In one of his most controversial political moments, Paar in 1961 took a film crew to West Berlin to visit the Berlin Wall shortly after it was erected. The press savaged him for getting involved in international politics.
It was the event that led to his eventual resignation from Tonight on March 29, 1962. On that final night, he sat in a seat in the empty theater where the show was taped and talked to the camera about his feelings. At his side in the next seat was his German shepherd. Paar never stopped holding the dog for emotional balance.
But Paar had been talking resignation for two years -- since Feb. 11, 1960, when he walked off The Tonight Show set in the middle of a taping over a joke that had been deleted by an NBC censor from the previous evening's program. The joke, silly and inoffensive by today's standards, included the words "water closet" another term for toilet.
During the next day's taping, Paar said he was tired of fighting with the network and the press. After saying a tearful goodbye to the studio audience, he walked out. It was a month before Paar returned to the anchor desk. Almost every night for the next two years was a drama.
There was little in Paar's background to suggest the intelligence and sense of style he would bring to late-night TV.
Born in Canton, Ohio, in 1918, he quit high school in his sophomore year and went to work for a radio station in Jackson, Mich., at age 16. After a series of announcing jobs throughout the Midwest, Paar was drafted in 1942. He was assigned to Special Services because of his show business background, and started appearing as a comedian.

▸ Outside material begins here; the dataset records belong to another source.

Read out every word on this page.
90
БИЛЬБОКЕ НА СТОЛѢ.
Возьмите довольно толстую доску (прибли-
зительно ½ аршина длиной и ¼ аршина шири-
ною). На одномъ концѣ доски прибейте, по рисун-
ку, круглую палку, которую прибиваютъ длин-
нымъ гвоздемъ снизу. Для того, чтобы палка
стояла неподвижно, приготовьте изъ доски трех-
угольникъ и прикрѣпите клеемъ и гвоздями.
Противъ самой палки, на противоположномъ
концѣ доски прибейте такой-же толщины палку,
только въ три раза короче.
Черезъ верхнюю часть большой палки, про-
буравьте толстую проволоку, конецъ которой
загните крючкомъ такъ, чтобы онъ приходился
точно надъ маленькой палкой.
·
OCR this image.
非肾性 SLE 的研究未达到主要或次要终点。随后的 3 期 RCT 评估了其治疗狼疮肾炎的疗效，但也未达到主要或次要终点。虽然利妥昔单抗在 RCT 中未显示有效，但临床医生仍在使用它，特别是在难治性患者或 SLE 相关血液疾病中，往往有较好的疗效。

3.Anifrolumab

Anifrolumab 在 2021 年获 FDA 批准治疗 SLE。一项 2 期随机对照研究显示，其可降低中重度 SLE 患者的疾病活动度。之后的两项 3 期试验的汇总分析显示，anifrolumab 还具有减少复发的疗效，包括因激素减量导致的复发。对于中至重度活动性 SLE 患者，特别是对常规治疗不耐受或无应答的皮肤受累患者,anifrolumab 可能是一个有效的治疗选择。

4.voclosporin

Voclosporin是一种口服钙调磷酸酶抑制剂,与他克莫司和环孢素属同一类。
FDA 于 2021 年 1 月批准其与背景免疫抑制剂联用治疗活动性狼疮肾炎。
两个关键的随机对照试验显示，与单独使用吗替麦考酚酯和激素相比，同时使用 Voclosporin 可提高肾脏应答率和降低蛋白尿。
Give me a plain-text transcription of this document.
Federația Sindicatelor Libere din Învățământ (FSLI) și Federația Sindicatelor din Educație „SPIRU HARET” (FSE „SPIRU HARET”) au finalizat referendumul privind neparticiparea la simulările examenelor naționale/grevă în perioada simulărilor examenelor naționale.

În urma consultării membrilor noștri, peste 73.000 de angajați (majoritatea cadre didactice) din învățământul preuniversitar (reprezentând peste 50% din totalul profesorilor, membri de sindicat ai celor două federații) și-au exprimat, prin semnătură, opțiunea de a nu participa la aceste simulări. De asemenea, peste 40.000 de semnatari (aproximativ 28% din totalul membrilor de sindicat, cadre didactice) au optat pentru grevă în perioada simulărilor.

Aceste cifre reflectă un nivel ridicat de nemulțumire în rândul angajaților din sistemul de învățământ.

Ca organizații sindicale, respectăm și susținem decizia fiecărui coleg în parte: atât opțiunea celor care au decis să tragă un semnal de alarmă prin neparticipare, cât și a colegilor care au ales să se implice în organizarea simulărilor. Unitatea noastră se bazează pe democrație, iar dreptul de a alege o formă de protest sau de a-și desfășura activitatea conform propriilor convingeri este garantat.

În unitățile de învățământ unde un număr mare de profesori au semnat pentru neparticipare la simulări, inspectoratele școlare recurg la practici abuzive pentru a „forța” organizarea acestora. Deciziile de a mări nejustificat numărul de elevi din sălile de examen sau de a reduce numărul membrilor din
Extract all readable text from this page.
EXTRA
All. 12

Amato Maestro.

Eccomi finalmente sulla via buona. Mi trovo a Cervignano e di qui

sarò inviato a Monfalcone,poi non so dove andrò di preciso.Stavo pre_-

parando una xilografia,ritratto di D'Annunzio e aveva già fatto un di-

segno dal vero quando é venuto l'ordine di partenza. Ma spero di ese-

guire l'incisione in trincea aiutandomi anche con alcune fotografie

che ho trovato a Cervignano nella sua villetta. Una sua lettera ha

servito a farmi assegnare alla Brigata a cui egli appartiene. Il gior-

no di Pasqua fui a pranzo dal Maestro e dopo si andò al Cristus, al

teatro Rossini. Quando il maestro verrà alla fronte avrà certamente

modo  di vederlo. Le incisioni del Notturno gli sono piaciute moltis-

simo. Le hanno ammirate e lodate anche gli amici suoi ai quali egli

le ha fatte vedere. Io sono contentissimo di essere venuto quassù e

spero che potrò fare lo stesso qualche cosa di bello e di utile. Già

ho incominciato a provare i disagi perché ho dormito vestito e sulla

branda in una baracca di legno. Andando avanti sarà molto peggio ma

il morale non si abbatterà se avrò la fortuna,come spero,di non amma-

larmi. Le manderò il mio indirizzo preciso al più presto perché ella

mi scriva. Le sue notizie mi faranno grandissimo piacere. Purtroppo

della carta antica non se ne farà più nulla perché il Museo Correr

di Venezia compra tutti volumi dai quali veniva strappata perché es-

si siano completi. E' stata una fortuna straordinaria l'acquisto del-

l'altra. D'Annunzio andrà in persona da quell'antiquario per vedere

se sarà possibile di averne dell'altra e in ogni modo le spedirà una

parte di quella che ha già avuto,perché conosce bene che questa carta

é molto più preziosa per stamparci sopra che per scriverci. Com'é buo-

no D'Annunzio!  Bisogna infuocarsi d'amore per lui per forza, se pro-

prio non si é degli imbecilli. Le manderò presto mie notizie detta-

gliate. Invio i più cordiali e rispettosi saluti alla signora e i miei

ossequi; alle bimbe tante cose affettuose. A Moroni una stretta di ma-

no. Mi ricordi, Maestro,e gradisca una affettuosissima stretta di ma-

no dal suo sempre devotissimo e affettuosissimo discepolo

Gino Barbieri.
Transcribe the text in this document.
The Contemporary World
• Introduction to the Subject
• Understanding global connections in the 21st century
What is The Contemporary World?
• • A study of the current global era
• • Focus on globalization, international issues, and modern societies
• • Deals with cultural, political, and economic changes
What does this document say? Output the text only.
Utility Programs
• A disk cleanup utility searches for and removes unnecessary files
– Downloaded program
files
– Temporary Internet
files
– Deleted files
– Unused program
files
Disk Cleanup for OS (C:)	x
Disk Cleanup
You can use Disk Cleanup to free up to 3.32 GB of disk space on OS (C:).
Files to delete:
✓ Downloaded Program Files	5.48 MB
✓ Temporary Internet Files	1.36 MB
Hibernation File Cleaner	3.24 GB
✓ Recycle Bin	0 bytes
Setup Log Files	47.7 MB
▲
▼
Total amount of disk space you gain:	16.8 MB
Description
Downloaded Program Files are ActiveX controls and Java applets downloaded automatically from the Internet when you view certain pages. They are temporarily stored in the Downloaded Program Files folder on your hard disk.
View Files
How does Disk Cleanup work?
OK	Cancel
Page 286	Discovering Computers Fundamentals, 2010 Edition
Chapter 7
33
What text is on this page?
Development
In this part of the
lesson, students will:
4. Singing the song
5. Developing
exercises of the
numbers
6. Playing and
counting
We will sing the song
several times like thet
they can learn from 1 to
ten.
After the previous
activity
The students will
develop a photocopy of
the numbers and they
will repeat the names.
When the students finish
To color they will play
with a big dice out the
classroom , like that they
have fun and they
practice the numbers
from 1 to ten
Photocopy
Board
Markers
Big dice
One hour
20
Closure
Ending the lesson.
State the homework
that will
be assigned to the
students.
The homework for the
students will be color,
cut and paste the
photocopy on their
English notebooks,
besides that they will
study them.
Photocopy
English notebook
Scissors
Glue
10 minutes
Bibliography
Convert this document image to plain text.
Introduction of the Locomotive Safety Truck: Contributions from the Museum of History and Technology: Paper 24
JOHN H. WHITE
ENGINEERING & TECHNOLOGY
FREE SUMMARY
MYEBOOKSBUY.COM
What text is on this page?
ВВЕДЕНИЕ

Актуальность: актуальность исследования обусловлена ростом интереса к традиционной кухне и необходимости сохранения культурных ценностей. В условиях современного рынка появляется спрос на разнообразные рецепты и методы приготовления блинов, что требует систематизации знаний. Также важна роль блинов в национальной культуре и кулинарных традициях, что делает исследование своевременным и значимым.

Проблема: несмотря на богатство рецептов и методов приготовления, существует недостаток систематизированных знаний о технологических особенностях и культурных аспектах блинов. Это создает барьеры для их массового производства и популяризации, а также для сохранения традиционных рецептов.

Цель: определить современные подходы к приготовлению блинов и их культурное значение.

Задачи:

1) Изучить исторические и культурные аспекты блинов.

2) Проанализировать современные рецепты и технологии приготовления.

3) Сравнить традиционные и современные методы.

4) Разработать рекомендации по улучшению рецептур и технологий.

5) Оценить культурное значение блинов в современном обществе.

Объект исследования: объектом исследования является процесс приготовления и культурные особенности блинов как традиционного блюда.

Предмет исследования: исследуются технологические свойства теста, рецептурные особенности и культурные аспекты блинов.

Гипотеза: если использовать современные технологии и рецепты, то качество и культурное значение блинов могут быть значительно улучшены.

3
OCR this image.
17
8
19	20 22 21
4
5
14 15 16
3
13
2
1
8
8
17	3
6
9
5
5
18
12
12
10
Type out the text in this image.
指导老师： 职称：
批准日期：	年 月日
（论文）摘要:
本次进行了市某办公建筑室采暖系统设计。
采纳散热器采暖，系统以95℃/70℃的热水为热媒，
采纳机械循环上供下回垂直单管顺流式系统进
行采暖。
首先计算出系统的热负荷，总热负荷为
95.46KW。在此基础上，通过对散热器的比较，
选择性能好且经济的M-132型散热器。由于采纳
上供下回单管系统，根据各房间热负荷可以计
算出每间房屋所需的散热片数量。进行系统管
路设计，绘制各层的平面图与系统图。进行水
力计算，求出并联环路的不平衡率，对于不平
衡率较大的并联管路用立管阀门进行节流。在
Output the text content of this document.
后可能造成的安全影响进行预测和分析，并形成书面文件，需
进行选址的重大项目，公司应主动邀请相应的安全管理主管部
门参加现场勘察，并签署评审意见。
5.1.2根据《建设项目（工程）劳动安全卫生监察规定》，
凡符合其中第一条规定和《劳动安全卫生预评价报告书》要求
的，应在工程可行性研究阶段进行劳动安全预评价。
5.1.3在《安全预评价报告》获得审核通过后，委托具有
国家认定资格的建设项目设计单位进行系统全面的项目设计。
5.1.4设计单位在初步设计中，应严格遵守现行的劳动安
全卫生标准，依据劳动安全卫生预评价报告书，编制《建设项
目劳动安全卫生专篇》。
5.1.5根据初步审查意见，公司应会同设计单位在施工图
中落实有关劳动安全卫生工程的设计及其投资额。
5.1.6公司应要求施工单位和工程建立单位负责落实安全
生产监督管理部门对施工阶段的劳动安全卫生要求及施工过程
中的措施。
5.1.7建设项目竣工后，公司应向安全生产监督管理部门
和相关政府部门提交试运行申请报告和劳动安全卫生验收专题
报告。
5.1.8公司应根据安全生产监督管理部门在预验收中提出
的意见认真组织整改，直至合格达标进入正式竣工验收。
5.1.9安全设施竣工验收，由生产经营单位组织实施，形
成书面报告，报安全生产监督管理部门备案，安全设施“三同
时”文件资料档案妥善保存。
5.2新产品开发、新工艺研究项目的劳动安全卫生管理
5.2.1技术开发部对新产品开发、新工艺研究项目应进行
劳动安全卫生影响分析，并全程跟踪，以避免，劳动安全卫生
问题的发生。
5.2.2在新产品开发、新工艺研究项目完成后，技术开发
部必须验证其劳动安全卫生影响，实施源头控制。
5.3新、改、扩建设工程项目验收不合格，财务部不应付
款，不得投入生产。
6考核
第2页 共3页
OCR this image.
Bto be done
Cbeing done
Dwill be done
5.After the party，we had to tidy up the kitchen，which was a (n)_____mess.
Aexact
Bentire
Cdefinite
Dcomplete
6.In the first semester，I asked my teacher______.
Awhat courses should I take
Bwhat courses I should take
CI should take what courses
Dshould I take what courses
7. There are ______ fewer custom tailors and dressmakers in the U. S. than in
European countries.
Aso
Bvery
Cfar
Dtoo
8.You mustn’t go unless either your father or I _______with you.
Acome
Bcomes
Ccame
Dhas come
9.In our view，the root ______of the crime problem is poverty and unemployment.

After the war, he worked in network radio as a substitute for such established stars as Jack Benny and Arthur Godfrey. He also appeared as a supporting actor in six Hollywood films, including Easy Living (1949) and Love Nest (1951).
But television was where he wanted to be, and in 1954, he received what he thought was going to be his big break: replacing a young newsman named Walter Cronkite as host of The Morning Show on CBS. But like almost everyone who has anchored that cursed program since, his tenure was short-lived. Paar kept bouncing around TV Land until NBC beckoned in 1957.
After leaving The Tonight Show in 1962, he was host of a weekly variety and talk show until 1965, with only an occasional appearance since. It is his emotional high wire act on Tonight for which he will be remembered.
He was asked in a Sun interview in 1991 what it was like doing The Tonight Show.
"It was a traumatic experience," Paar said. "Traumatic experience is a term I recently learned. It means I not only have a hole in my head, but when the wind blows, I hear flutes."
Giving voice to those flutes is what made Jack Paar such a dazzling and welcome presence on the stage of late-night television in post-war America.